Week 4, Day 19:
My doctor informed me today that they believe my depression is caused by ingrained personality traits which are linked with my avoidant personality disorder tendencies. Supposedly I can fix this by thinking positive things and making positive situations and decisions. I consider this ‘Reprogramming Talia’.
We also discussed change in group therapy today and the therapist had each person write down their top 5 necessities for change. Here are mine:
- You have to want to change (willingness)
- You have to have help to make change occur (therapist, doctors, etc)
- You have to have a solid support system
- You have to have the ability to be flexible
- You have to allow the change to happen (don’t fight it)
Everyone came up with different answers and it was interesting to see how other people view change and how much needs to happen for change to occur.
Change wouldn’t be worth it, if it was easy.
After yesterday and the realization about the ingrained personality traits, my thoughts have become increasingly negative about myself.
How did I become like is? Is it my fault that these personality traits evolved? Did I make myself like this (unconsciously, of course)? “I am wrong. I am messed up. I made this.”
I want to know why I’m like this.
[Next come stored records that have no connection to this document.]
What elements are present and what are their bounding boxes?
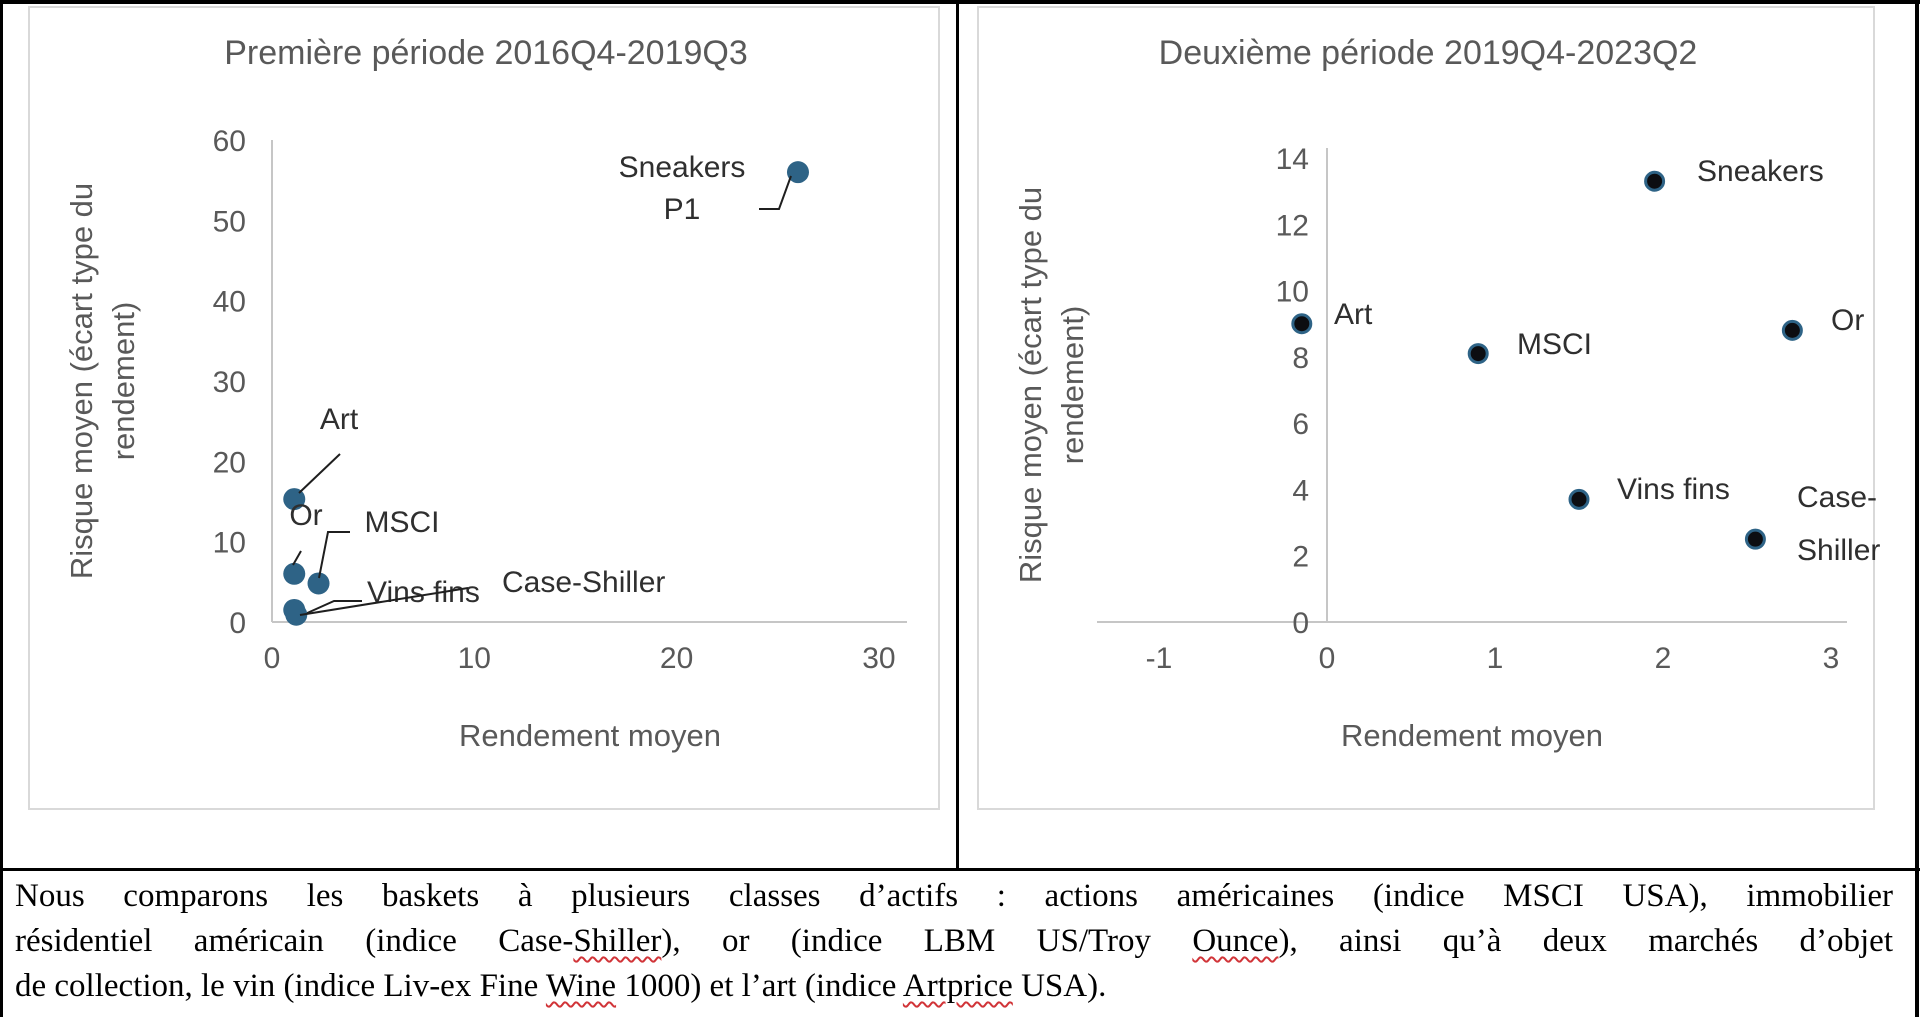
point-label-art: Art: [1334, 298, 1373, 331]
data-point-vins-fins: [1568, 488, 1590, 510]
table-border-right: [1915, 0, 1919, 1017]
data-point-or: [283, 562, 306, 585]
chart-title: Deuxième période 2019Q4-2023Q2: [1159, 34, 1698, 72]
caption-text-run: USA).: [1012, 968, 1107, 1004]
data-point-sneakers: [1644, 170, 1666, 192]
x-tick-label: 3: [1823, 642, 1840, 675]
misspelled-word: Shiller: [573, 923, 662, 959]
x-tick-label: -1: [1146, 642, 1173, 675]
caption-line: de collection, le vin (indice Liv-ex Fin…: [15, 964, 1893, 1009]
point-label-vins-fins: Vins fins: [367, 576, 480, 609]
scatter-chart-first-period: Première période 2016Q4-2019Q3 0 10 20 30 40 5…: [64, 34, 907, 753]
y-tick-label: 50: [213, 205, 246, 238]
point-label-vins-fins: Vins fins: [1617, 473, 1730, 506]
y-tick-label: 6: [1292, 408, 1309, 441]
leader-line-msci: [318, 531, 350, 579]
x-tick-label: 0: [264, 642, 281, 675]
panel-divider: [956, 0, 959, 870]
caption-text-run: de collection, le vin (indice Liv-ex Fin…: [15, 968, 546, 1004]
chart-panel-second-period: Deuxième période 2019Q4-2023Q2 0 2 4 6 8 10 12 1…: [977, 6, 1880, 810]
data-point-sneakers-p1: [786, 161, 809, 184]
y-tick-label: 10: [213, 527, 246, 560]
caption-text-run: ), or (indice LBM US/Troy: [661, 923, 1193, 959]
x-tick-label: 0: [1319, 642, 1336, 675]
point-label-case-shiller: Case-: [1797, 481, 1877, 514]
chart-title: Première période 2016Q4-2019Q3: [224, 34, 748, 72]
leader-line-art: [298, 453, 341, 494]
point-label-sneakers-p1: Sneakers: [619, 151, 746, 184]
figure-caption: Nous comparons les baskets à plusieurs c…: [15, 874, 1893, 1009]
point-label-art: Art: [320, 403, 359, 436]
y-tick-label: 10: [1276, 276, 1309, 309]
table-border-top: [0, 0, 1920, 4]
y-tick-label: 0: [1292, 607, 1309, 640]
y-tick-label: 0: [229, 607, 246, 640]
misspelled-word: Artprice: [902, 968, 1013, 1004]
y-tick-label: 4: [1292, 474, 1309, 507]
x-axis-title: Rendement moyen: [1341, 718, 1603, 753]
misspelled-word: Wine: [545, 968, 617, 1004]
data-point-art: [1291, 313, 1313, 335]
point-label-case-shiller: Case-Shiller: [502, 566, 665, 599]
caption-text-run: ), ainsi qu’à deux marchés d’objet: [1278, 923, 1893, 959]
y-tick-label: 40: [213, 286, 246, 319]
data-point-or: [1781, 319, 1803, 341]
y-tick-label: 60: [213, 125, 246, 158]
x-tick-label: 1: [1487, 642, 1504, 675]
x-tick-label: 20: [660, 642, 693, 675]
y-tick-label: 2: [1292, 541, 1309, 574]
caption-text-run: Nous comparons les baskets à plusieurs c…: [15, 878, 1893, 914]
y-axis-title: rendement): [106, 302, 141, 461]
y-axis-title: Risque moyen (écart type du: [64, 183, 99, 579]
y-axis-title: Risque moyen (écart type du: [1013, 187, 1048, 583]
data-point-case-shiller: [285, 603, 308, 626]
point-label-sneakers: Sneakers: [1697, 155, 1824, 188]
scatter-chart-second-period: Deuxième période 2019Q4-2023Q20246810121…: [1013, 34, 1880, 753]
x-tick-label: 10: [458, 642, 491, 675]
leader-line-vins-fins: [304, 600, 362, 615]
y-tick-label: 12: [1276, 209, 1309, 242]
x-tick-label: 2: [1655, 642, 1672, 675]
data-point-msci: [307, 572, 330, 595]
y-tick-label: 8: [1292, 342, 1309, 375]
leader-line-case-shiller: [299, 587, 469, 616]
y-tick-label: 30: [213, 366, 246, 399]
leader-line-sneakers-p1: [759, 175, 792, 210]
caption-line: Nous comparons les baskets à plusieurs c…: [15, 874, 1893, 919]
caption-border-top: [0, 868, 1920, 871]
point-label-msci: MSCI: [365, 506, 440, 539]
leader-line-or: [292, 550, 302, 566]
caption-line: résidentiel américain (indice Case-Shill…: [15, 919, 1893, 964]
point-label-msci: MSCI: [1517, 328, 1592, 361]
caption-text-run: 1000) et l’art (indice: [616, 968, 903, 1004]
x-tick-label: 30: [862, 642, 895, 675]
point-label-sneakers-p1: P1: [664, 193, 701, 226]
point-label-case-shiller: Shiller: [1797, 534, 1880, 567]
data-point-msci: [1467, 343, 1489, 365]
chart-panel-first-period: Première période 2016Q4-2019Q3 0 10 20 30 40 5…: [28, 6, 940, 810]
caption-text-run: résidentiel américain (indice Case-: [15, 923, 574, 959]
y-tick-label: 14: [1276, 143, 1309, 176]
point-label-or: Or: [289, 499, 322, 532]
table-border-left: [0, 0, 3, 1017]
misspelled-word: Ounce: [1192, 923, 1279, 959]
x-axis-title: Rendement moyen: [459, 718, 721, 753]
y-axis-title: rendement): [1055, 306, 1090, 465]
data-point-case-shiller: [1744, 528, 1766, 550]
y-tick-label: 20: [213, 446, 246, 479]
point-label-or: Or: [1831, 304, 1864, 337]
I want to know why I developed in this way.
I want to blame someone, anyone for me turning out this way. Maybe because then I would be the victim and not the perpetrator. And in a way, aren’t I still a victim? A victim of circumstances, situations and environments? Something had to have happened for me to turn out this way.
I feel like I can’t talk. I just get looked over. My issues aren’t important enough. I asked to see my therapist today, but I doubt he’s going to pull me out.
I feel like I’m not getting any better. I’ve been here for a month. I just don’t matter.
Today I talked about how I felt. The group therapist gave me the suggestion to look at situations in my life that have caused me pain and hurt. I am supposed to pick situations that still bother me; situations I still need to process. I am supposed to journal it and hopefully reprocess the situation. I should look at it as a learning experience rather than allowing it to hurt me.
I have a very ‘all or nothing’ attitude. I don’t want to invest time and energy into something if it isn’t going to work out.
My therapist also discussed my discharge from the program today. We decided that I would discharge in a week. I don’t know how I feel about this.